One of the totems held up by Lib Dem Coalition supporters whenever it's pointed out that teaming up with Dave, George and the gang of horrible muppets who make up the Tory contingent on the Front Bench is not wholly consistent with a principled approach to promoting fairness in society by pragmatic redistribution of wealth is the Coalition Agreement commitment to the Pupil Premium:

We will fund a significant premium for disadvantage pupils from outside the schools budget by reductions in spending elsewhere

Where 'elsewhere' is wasn't explained, other than that it was elsewhere - the ID Cards budget, the DEFRA kitten drowning fund, we don't know.  Crucially in informed commentary on the subject, the point about it being new money to the education budget was seen as crucial.  Here's Teacher Talks in August:

But, given the context of cuts here and cuts there (with the Spending Review to come!) the premium will also have the task of offsetting the overall squeeze on school budgets.  And, of course, we don’t know how much the premium will be or where the money is going to come from.  A cut, say, in Sure Start or nursery education, to pay for the premium wouldn’t be ‘fair’ (unless Clegg says it is!) and would have a little, no or even a negative net effect on educational inequalities.

Or perhaps the Independent, in June:

A pupil premium is not a bad idea. As the Lib Dems envisaged it in their manifesto, it would provide schools with an extra £2,400 a year for every poor pupil on their rolls, at a total cost of £2.5bn. While the coalition agreement endorsed a "significant" premium, it declined to specify a sum, though it did promise it would be funded from outside the schools budget.

But unless a pupil premium is wholly new money, is linked to strong outcome measures related to social mobility and to a much more equitable approach to school admissions, it is unlikely to achieve its objectives.

So, good idea, if it's new money.  So will Nick and his supporters be rushing to object now that Michael Gove has admitted publicly that, er, it's not new money, and some of it will come from trimming the budgets of other schools, thus robbing Peter to pay Paul? 

The £2.5bn policy - a key Lib Dem manifesto pledge - will increase the budgets of schools in England with a higher proportion of poorer children.

But Mr Gove told BBC1's Politics Show this would mean some schools "will have less".

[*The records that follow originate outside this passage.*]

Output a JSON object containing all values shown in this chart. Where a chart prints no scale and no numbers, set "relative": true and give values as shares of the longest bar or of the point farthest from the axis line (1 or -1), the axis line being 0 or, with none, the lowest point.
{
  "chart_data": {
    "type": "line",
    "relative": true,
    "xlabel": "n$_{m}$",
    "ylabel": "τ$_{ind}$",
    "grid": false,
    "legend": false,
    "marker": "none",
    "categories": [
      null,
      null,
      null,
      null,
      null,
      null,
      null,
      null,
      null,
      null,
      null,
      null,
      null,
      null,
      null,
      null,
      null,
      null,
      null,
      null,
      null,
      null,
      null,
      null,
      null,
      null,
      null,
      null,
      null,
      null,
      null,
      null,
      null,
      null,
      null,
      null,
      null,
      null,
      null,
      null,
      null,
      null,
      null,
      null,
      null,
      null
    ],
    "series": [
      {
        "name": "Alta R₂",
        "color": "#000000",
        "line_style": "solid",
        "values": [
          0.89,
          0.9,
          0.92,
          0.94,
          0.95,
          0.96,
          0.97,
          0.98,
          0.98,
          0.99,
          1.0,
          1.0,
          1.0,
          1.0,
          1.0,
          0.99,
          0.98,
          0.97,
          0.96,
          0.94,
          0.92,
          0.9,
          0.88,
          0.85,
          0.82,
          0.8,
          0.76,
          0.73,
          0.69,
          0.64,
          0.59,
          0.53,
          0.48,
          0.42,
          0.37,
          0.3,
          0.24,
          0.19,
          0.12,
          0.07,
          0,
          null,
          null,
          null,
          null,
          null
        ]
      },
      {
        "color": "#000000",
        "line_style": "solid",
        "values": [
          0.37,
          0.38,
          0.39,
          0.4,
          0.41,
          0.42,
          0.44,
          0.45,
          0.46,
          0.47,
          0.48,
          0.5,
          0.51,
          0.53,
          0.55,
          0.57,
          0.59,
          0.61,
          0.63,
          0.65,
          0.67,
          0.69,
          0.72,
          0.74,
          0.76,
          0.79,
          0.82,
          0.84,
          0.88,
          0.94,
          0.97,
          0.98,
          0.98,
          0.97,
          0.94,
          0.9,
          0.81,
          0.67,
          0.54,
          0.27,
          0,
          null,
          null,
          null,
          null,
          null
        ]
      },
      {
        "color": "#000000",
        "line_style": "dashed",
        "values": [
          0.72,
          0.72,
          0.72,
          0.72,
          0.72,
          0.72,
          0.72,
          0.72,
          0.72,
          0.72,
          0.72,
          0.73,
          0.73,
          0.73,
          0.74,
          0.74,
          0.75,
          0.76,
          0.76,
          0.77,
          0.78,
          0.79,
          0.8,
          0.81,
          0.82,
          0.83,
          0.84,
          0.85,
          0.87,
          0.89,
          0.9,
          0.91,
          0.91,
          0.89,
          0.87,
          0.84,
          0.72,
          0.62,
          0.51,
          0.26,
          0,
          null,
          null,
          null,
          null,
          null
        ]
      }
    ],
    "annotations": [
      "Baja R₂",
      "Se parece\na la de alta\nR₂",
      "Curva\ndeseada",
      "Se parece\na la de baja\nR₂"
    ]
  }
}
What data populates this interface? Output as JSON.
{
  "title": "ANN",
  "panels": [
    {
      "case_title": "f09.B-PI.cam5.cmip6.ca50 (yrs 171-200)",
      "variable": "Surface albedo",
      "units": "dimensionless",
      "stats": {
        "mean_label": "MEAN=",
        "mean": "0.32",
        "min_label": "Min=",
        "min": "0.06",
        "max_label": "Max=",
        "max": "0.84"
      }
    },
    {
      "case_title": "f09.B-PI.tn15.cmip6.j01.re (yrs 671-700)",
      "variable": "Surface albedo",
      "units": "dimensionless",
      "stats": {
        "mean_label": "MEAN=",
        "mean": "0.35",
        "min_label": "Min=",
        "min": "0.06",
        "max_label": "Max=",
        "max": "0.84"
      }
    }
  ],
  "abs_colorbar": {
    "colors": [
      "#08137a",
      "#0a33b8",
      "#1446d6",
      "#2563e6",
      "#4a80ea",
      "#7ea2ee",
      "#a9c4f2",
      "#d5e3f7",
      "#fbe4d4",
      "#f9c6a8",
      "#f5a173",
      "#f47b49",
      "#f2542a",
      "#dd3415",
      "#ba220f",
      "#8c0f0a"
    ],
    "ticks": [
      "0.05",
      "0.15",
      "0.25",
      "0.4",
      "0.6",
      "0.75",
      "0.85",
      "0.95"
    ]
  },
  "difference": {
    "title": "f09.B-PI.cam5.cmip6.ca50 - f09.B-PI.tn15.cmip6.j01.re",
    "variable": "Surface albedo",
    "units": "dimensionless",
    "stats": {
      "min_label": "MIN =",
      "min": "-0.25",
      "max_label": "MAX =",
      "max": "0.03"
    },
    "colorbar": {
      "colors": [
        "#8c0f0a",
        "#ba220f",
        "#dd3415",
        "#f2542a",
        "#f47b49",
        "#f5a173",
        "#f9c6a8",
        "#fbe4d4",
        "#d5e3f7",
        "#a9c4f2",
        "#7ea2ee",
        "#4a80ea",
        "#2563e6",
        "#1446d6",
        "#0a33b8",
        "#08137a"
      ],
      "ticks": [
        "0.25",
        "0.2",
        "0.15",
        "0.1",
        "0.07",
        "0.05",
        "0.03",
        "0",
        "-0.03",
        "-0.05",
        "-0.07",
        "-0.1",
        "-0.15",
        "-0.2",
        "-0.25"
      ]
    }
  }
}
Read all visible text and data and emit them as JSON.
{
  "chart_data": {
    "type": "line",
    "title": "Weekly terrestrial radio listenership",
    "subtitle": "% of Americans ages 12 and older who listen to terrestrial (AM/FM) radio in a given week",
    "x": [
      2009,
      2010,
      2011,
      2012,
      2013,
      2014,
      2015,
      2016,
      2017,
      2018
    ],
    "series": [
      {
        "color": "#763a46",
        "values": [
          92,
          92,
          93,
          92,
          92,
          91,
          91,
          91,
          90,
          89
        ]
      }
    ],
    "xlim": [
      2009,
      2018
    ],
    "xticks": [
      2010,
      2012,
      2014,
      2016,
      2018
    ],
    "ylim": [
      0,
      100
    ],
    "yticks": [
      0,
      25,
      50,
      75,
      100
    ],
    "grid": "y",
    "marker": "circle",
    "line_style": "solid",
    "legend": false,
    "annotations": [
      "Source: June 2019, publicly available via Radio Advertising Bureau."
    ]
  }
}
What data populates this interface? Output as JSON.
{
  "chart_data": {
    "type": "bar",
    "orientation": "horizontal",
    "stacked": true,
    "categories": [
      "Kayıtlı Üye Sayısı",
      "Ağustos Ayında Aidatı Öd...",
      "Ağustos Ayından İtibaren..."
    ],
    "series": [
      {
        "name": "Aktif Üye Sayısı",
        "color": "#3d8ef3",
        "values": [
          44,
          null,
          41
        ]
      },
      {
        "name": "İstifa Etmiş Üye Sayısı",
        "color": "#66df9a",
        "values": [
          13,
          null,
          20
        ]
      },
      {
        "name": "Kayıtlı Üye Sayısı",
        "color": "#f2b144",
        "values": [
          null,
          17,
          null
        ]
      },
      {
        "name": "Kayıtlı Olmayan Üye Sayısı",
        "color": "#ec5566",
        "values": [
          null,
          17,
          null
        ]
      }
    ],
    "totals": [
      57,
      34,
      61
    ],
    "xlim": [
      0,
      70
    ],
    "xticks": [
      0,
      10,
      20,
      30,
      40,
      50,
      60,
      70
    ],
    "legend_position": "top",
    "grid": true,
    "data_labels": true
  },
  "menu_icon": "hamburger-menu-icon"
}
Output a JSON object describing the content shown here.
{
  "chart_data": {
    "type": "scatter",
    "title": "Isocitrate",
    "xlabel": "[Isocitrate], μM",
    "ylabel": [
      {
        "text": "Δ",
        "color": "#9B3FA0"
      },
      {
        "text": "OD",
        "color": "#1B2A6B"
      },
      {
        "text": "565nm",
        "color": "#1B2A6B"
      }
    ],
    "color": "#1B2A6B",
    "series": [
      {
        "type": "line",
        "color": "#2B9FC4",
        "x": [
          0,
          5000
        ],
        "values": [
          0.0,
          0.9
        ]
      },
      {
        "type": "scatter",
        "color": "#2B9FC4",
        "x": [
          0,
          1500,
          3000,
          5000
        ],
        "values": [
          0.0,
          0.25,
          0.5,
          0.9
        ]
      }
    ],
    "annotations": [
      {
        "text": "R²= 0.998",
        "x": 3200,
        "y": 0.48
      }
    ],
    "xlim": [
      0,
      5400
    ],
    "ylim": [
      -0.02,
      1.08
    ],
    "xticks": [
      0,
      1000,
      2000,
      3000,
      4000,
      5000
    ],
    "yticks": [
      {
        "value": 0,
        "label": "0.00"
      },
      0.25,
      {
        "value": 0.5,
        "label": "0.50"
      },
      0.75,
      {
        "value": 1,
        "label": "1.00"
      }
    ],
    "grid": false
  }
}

Somehow we doubt it, although Simon Hughes appears to have discovered his backbone again, and is making bleating noises, telling Channel 4 News:

...we wanted a pupil premium that was an add on. If it's not..then again there is clearly work to be done

It's an important crunch point this - if the reaction to a fairly calculated unilateral snub to a policy clearly stated in the Coalition Agreement as involving new money is as muted as we expect, then it's another step to the removal of any expectation of the Lib Dems acting as the cuddly, caring brake on the Tory juggernaut.